Mężczyzna, który rzucił kamieniem w grupę bawiących się dzieci, został skazany na rok więzienia. Jak pisze Onet, wyrok może zostać podważony, ponieważ Prokurator Generalny Zbigniew Ziobro domaga się podwyższenia kary. Kamień rzucony przez 19-letniego dziś Nikodema Ch. ciężko bowiem ranił w głowę 4-letnie dziecko.

Do tego zdarzenia doszło w październiku 2017 roku w Starogardzie Gdańskim. W grupę bawiących się dzieci ktoś rzucił zza płotu kamieniem. Ten trafił w głowę 4-letniego chłopca. Dziecko w stanie ciężkim trafiło do szpitala w Gdańsku, gdzie lekarze stwierdzili wieloodłamowe połamanie czaszki i stłuczenia płata czołowego mózgu. Życie 4-latka uratowała operacja.

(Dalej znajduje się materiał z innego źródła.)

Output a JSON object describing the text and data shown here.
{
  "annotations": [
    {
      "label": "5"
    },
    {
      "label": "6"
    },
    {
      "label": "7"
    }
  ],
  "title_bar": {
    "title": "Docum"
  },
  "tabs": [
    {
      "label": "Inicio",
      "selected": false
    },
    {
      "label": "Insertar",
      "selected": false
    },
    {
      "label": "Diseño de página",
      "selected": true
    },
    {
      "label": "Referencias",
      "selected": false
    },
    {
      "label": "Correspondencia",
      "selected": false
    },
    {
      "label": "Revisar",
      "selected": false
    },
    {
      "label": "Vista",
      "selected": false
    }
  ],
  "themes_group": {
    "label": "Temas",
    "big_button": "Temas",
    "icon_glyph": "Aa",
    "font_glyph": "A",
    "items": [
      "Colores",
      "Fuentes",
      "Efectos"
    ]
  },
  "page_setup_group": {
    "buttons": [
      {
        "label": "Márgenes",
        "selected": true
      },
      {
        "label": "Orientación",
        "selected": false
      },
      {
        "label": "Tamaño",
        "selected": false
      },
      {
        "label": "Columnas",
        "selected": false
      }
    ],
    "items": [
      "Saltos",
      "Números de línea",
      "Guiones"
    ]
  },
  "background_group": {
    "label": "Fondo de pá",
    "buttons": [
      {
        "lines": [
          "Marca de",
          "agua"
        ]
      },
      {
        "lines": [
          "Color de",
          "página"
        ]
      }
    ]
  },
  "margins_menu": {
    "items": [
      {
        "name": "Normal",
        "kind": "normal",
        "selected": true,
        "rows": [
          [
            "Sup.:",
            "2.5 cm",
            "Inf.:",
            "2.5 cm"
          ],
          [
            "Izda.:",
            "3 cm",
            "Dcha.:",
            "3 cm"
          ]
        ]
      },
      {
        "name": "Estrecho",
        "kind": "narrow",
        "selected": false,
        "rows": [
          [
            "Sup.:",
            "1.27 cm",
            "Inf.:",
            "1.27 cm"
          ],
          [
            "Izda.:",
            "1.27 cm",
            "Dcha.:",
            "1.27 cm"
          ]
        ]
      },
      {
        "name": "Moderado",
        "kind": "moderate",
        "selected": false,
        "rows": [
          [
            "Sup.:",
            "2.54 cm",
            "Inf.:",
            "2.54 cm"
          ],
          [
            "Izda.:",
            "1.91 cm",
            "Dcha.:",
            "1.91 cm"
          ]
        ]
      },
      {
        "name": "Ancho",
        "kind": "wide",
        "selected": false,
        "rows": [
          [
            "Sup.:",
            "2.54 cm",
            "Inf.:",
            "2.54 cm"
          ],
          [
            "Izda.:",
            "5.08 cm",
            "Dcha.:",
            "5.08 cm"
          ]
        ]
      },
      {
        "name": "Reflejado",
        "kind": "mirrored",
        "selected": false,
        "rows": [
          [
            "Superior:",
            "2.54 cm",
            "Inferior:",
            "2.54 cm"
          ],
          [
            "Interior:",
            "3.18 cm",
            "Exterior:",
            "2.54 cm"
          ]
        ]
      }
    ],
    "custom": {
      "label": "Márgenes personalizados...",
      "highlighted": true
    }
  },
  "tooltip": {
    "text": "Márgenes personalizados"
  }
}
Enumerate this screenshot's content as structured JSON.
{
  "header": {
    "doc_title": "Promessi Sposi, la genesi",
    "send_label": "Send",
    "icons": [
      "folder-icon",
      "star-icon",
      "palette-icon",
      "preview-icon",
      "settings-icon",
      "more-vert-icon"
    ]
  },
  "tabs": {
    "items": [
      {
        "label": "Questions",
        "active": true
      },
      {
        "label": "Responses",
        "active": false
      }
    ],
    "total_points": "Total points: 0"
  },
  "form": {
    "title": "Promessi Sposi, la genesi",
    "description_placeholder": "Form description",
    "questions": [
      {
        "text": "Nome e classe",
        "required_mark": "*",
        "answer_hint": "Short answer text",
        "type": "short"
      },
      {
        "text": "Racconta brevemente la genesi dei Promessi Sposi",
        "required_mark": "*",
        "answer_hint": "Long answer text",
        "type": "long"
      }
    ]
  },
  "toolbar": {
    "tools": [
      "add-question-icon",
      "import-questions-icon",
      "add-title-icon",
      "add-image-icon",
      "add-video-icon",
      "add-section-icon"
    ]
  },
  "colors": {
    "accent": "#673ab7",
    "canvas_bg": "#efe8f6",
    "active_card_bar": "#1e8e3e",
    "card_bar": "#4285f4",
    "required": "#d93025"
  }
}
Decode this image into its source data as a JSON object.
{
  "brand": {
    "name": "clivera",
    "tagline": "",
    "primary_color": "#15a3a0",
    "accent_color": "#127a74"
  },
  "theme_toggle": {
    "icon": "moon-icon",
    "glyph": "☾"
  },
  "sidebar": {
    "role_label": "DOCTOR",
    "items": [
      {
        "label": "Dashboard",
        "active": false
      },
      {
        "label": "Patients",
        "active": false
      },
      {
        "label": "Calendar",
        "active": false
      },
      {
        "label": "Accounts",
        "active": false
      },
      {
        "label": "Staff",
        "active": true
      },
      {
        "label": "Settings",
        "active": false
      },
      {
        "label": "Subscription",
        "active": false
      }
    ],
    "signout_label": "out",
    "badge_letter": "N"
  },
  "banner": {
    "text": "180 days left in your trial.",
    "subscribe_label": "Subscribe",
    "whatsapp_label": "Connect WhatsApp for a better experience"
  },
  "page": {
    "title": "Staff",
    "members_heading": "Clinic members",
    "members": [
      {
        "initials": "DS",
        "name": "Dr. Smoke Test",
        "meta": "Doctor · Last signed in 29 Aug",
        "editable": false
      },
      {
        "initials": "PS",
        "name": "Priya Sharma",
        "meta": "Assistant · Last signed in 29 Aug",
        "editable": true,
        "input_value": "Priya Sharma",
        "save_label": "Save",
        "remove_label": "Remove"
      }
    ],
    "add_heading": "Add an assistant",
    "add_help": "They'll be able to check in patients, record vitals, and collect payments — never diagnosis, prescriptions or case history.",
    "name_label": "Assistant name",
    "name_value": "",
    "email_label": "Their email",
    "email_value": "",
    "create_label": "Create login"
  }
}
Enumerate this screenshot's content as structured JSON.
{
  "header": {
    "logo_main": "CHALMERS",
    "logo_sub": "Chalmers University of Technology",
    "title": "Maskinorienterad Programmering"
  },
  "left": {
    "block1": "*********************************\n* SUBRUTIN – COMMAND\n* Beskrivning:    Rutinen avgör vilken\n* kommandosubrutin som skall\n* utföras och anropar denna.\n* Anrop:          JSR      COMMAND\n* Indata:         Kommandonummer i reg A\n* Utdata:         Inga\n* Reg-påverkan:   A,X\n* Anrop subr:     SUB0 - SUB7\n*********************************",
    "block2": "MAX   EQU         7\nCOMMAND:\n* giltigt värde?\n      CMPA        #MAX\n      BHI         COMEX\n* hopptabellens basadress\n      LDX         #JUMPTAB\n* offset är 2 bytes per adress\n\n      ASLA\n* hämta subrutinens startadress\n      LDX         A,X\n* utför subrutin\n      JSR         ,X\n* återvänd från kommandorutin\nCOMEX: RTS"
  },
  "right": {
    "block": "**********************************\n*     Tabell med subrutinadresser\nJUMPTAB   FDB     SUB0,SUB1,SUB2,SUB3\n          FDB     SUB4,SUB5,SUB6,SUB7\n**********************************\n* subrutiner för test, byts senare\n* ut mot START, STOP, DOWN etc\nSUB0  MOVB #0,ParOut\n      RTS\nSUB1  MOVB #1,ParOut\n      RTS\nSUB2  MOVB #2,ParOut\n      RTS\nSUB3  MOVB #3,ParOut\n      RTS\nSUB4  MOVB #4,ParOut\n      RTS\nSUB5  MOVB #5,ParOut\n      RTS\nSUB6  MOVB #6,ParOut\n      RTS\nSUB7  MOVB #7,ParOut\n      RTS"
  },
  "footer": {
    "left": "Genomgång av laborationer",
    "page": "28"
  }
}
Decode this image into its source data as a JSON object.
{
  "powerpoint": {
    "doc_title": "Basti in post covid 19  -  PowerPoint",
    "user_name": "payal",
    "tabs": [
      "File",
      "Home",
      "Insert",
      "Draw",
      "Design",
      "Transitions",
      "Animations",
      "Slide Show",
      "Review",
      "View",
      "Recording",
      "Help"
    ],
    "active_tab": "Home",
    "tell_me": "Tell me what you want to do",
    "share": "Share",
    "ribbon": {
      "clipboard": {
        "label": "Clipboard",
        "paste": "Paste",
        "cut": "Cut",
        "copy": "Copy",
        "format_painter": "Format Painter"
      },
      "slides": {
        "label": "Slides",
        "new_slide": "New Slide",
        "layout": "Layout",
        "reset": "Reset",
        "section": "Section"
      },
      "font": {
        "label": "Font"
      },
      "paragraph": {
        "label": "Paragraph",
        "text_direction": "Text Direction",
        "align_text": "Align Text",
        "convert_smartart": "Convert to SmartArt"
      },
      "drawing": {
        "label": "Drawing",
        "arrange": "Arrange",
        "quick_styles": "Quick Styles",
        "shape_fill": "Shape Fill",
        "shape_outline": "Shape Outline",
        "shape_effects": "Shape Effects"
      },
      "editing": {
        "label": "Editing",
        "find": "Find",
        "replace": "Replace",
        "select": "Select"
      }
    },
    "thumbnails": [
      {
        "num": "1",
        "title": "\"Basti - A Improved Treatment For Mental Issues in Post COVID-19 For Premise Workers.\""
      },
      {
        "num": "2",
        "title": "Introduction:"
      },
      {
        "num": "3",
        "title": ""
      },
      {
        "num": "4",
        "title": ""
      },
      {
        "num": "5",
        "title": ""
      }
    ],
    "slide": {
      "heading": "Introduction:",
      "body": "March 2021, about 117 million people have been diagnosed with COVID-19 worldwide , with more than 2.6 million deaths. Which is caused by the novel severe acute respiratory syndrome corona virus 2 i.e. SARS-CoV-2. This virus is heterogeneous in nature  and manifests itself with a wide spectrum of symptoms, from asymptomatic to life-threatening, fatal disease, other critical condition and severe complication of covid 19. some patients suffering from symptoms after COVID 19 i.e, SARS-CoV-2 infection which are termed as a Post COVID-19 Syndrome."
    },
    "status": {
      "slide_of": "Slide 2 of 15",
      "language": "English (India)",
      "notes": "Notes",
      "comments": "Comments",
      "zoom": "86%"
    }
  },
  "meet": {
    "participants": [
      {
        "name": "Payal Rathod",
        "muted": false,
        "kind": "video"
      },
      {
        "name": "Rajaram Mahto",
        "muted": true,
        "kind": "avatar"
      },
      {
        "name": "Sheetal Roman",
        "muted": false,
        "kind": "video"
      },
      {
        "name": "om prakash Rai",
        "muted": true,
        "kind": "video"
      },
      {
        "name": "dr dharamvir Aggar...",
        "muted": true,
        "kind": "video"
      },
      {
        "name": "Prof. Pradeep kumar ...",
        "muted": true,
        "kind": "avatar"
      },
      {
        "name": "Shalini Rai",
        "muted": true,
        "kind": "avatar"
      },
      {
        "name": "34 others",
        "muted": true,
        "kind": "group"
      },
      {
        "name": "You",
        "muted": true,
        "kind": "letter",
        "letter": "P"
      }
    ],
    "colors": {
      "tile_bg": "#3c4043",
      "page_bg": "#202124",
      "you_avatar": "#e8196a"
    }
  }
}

Policja ustaliła, że kamieniem rzucił 17-letni wówczas Nikodem Ch. Po zatrzymaniu tłumaczył, że rzucił kamieniem, ale nie celował w dzieci. Usłyszał zarzut spowodowania ciężkiego uszczerbku na zdrowiu, zagrażającego życiu dziecka. Sąd Okręgowy w Gdańsku skazał w grudniu zeszłego roku na półtora roku więzienia. Obrońca 19-letniego dziś mężczyzny odwołał się od wyroku i w połowie czerwca gdański sąd apelacyjny obniżył karę do roku.

Onet ustalił nieoficjalnie, że Zbigniew Ziobro polecił analizę wyroku i przygotowanie jego zaskarżenia - w formie kasacji albo rewizji nadzwyczajnej. Prokurator Generalny uważa, że kara jest rażąco niska. Chce jej podwyższenia do ośmiu lat więzienia.